Africa-Press – Tanzania. Global growth has slowed sharply and the risk of financial stress in emerging market and developing economies (EMDEs) is intensifying due to high-interest rates, the World Bank said Tuesday.
“Most EMDEs have seen only limited harm from the recent banking stress in advanced economies so far, but they are now sailing in dangerous waters,” it said in a statement. “With increasingly restrictive global credit conditions, one out of every four EMDEs has effectively lost access to international bond markets.”
Economic growth projections for those economies for this year are less than half those from one year ago, making them highly vulnerable to additional shocks, said the World Bank.
“The surest way to reduce poverty and spread prosperity is through employment—and slower growth makes job creation a lot harder,” said World Bank Group President Ajay Banga.
Banga started a five-year term last Friday.
“It’s important to keep in mind that growth forecasts are not destiny. We have an opportunity to turn the tide but it will take us all working together,” he added.
The World Bank said shocks of the coronavirus pandemic, Russia’s war on Ukraine and the sharp economic slowdown amid tight global financial conditions have “dealt an enduring setback” to the development in EMDEs.
“The world economy is in a precarious position,” the World Bank Group’s Chief Economist and Senior Vice President Indermit Gill said in the statement.

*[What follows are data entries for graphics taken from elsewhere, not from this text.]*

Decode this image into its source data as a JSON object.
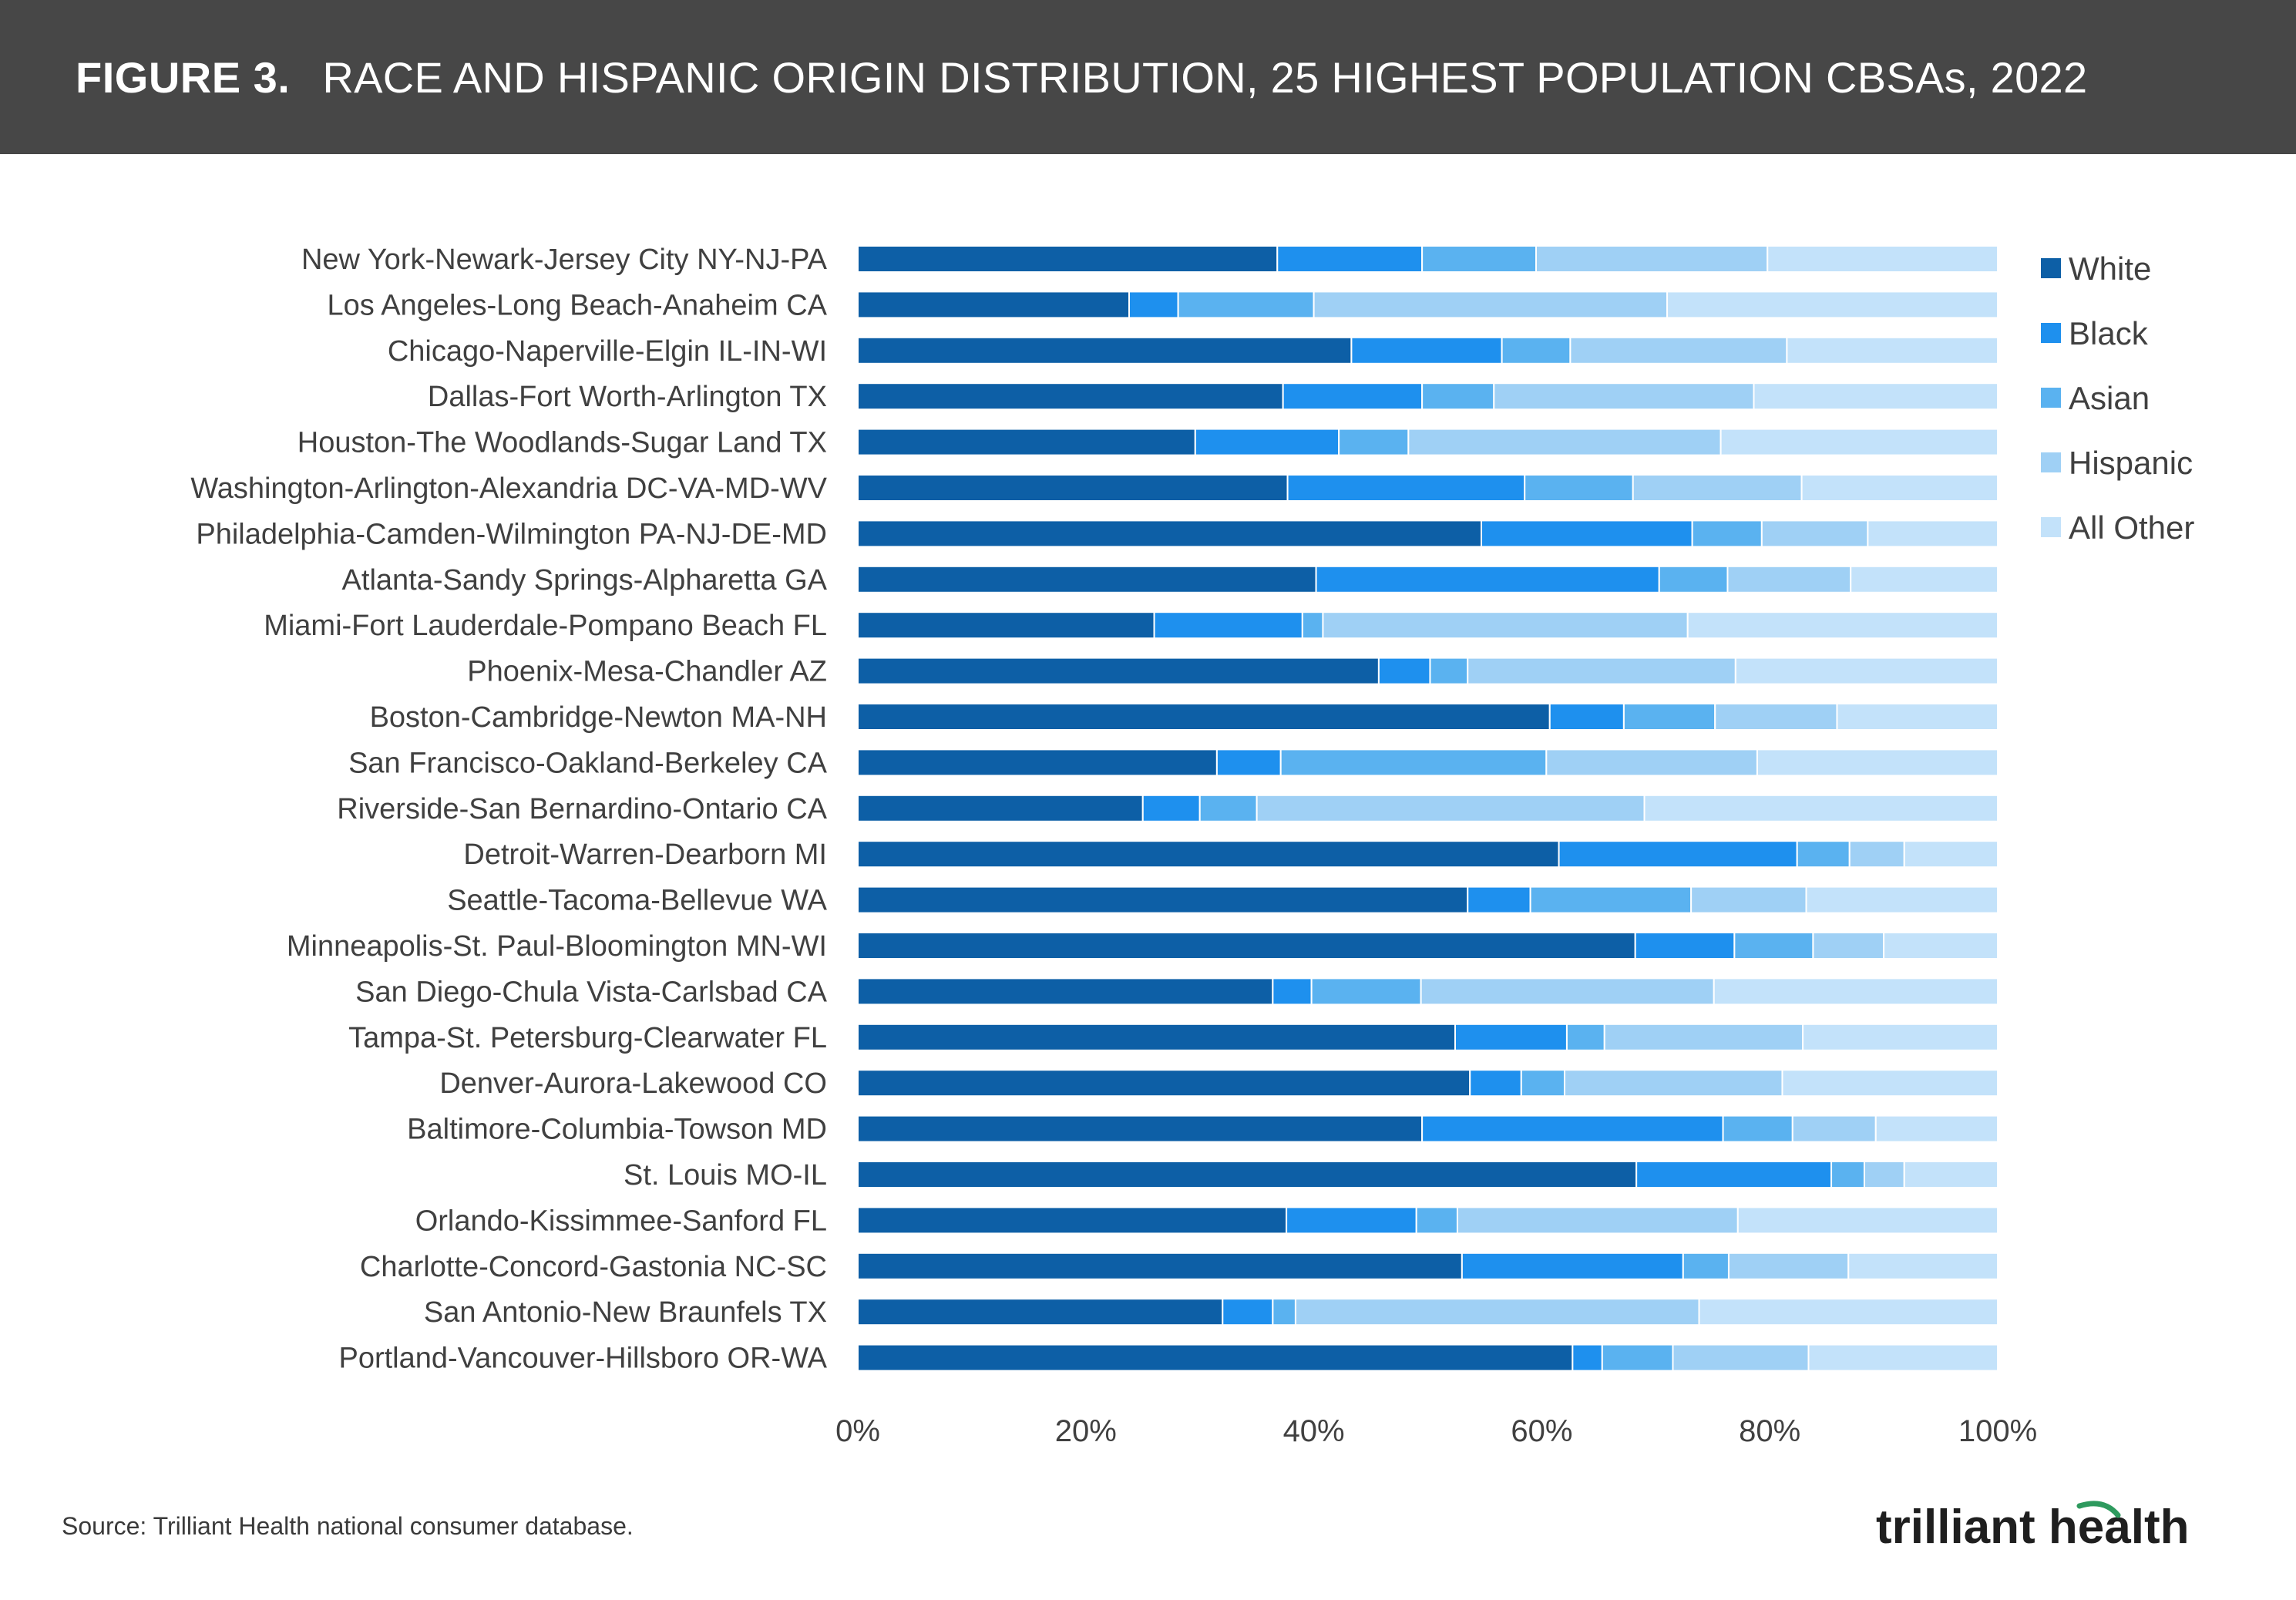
{
  "header": {
    "figure_label": "FIGURE 3.",
    "title": "RACE AND HISPANIC ORIGIN DISTRIBUTION, 25 HIGHEST POPULATION CBSAs, 2022"
  },
  "footer": {
    "source": "Source: Trilliant Health national consumer database.",
    "logo_text": "trilliant health"
  },
  "chart_data": {
    "type": "bar",
    "orientation": "horizontal",
    "stacked": true,
    "title": "RACE AND HISPANIC ORIGIN DISTRIBUTION, 25 HIGHEST POPULATION CBSAs, 2022",
    "xlabel": "",
    "ylabel": "",
    "xlim": [
      0,
      100
    ],
    "ticks": [
      "0%",
      "20%",
      "40%",
      "60%",
      "80%",
      "100%"
    ],
    "grid": false,
    "legend_position": "right",
    "categories": [
      "New York-Newark-Jersey City NY-NJ-PA",
      "Los Angeles-Long Beach-Anaheim CA",
      "Chicago-Naperville-Elgin IL-IN-WI",
      "Dallas-Fort Worth-Arlington TX",
      "Houston-The Woodlands-Sugar Land TX",
      "Washington-Arlington-Alexandria DC-VA-MD-WV",
      "Philadelphia-Camden-Wilmington PA-NJ-DE-MD",
      "Atlanta-Sandy Springs-Alpharetta GA",
      "Miami-Fort Lauderdale-Pompano Beach FL",
      "Phoenix-Mesa-Chandler AZ",
      "Boston-Cambridge-Newton MA-NH",
      "San Francisco-Oakland-Berkeley CA",
      "Riverside-San Bernardino-Ontario CA",
      "Detroit-Warren-Dearborn MI",
      "Seattle-Tacoma-Bellevue WA",
      "Minneapolis-St. Paul-Bloomington MN-WI",
      "San Diego-Chula Vista-Carlsbad CA",
      "Tampa-St. Petersburg-Clearwater FL",
      "Denver-Aurora-Lakewood CO",
      "Baltimore-Columbia-Towson MD",
      "St. Louis MO-IL",
      "Orlando-Kissimmee-Sanford FL",
      "Charlotte-Concord-Gastonia NC-SC",
      "San Antonio-New Braunfels TX",
      "Portland-Vancouver-Hillsboro OR-WA"
    ],
    "series": [
      {
        "name": "White",
        "color": "#0d5fa6",
        "values": [
          36.8,
          23.8,
          43.3,
          37.3,
          29.6,
          37.7,
          54.7,
          40.2,
          26.0,
          45.7,
          60.7,
          31.5,
          25.0,
          61.5,
          53.5,
          68.2,
          36.4,
          52.4,
          53.7,
          49.5,
          68.3,
          37.6,
          53.0,
          32.0,
          62.7
        ]
      },
      {
        "name": "Black",
        "color": "#1e90ee",
        "values": [
          12.7,
          4.3,
          13.2,
          12.2,
          12.6,
          20.8,
          18.5,
          30.1,
          13.0,
          4.5,
          6.5,
          5.6,
          5.0,
          20.9,
          5.5,
          8.7,
          3.4,
          9.8,
          4.5,
          26.4,
          17.1,
          11.4,
          19.4,
          4.4,
          2.6
        ]
      },
      {
        "name": "Asian",
        "color": "#5ab2f0",
        "values": [
          10.0,
          11.9,
          6.0,
          6.3,
          6.1,
          9.5,
          6.1,
          6.0,
          1.8,
          3.3,
          8.0,
          23.3,
          5.0,
          4.6,
          14.1,
          6.9,
          9.6,
          3.3,
          3.8,
          6.1,
          2.9,
          3.6,
          4.0,
          2.0,
          6.2
        ]
      },
      {
        "name": "Hispanic",
        "color": "#9fd0f5",
        "values": [
          20.3,
          31.0,
          19.0,
          22.8,
          27.4,
          14.8,
          9.3,
          10.8,
          32.0,
          23.5,
          10.7,
          18.5,
          34.0,
          4.8,
          10.1,
          6.2,
          25.7,
          17.4,
          19.1,
          7.3,
          3.5,
          24.6,
          10.5,
          35.4,
          11.9
        ]
      },
      {
        "name": "All Other",
        "color": "#c3e2fa",
        "values": [
          20.2,
          29.0,
          18.5,
          21.4,
          24.3,
          17.2,
          11.4,
          12.9,
          27.2,
          23.0,
          14.1,
          21.1,
          31.0,
          8.2,
          16.8,
          10.0,
          24.9,
          17.1,
          18.9,
          10.7,
          8.2,
          22.8,
          13.1,
          26.2,
          16.6
        ]
      }
    ]
  }
}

“In 2023, trade will grow at less than a third of its pace in the years before the pandemic. In emerging markets and developing economies, debt pressures are growing due to higher interest rates,” he added.
EMDEs, excluding China, are expected to grow 2.9% this year and 3.4% next year, according to the World Bank’s latest Global Economic Prospects report released Tuesday.
Economic growth in advanced economies is estimated to decelerate from 2.6% in 2022 to 0.7% in 2023, and remain weak in 2024, said the report.
The American economy is anticipated to slow from 2.1% last year to 1.1% in 2023 and then to 0.8% next year, mainly due to the sharp rise in interest rates in the last 18 months, it added.
In the euro area, economic growth is forecast to slow from 3.5% in 2022 to 0.4% in 2023, the rebound to 1.3% in 2024 “due to the lagged effect of monetary policy tightening and energy-price increases,” it said.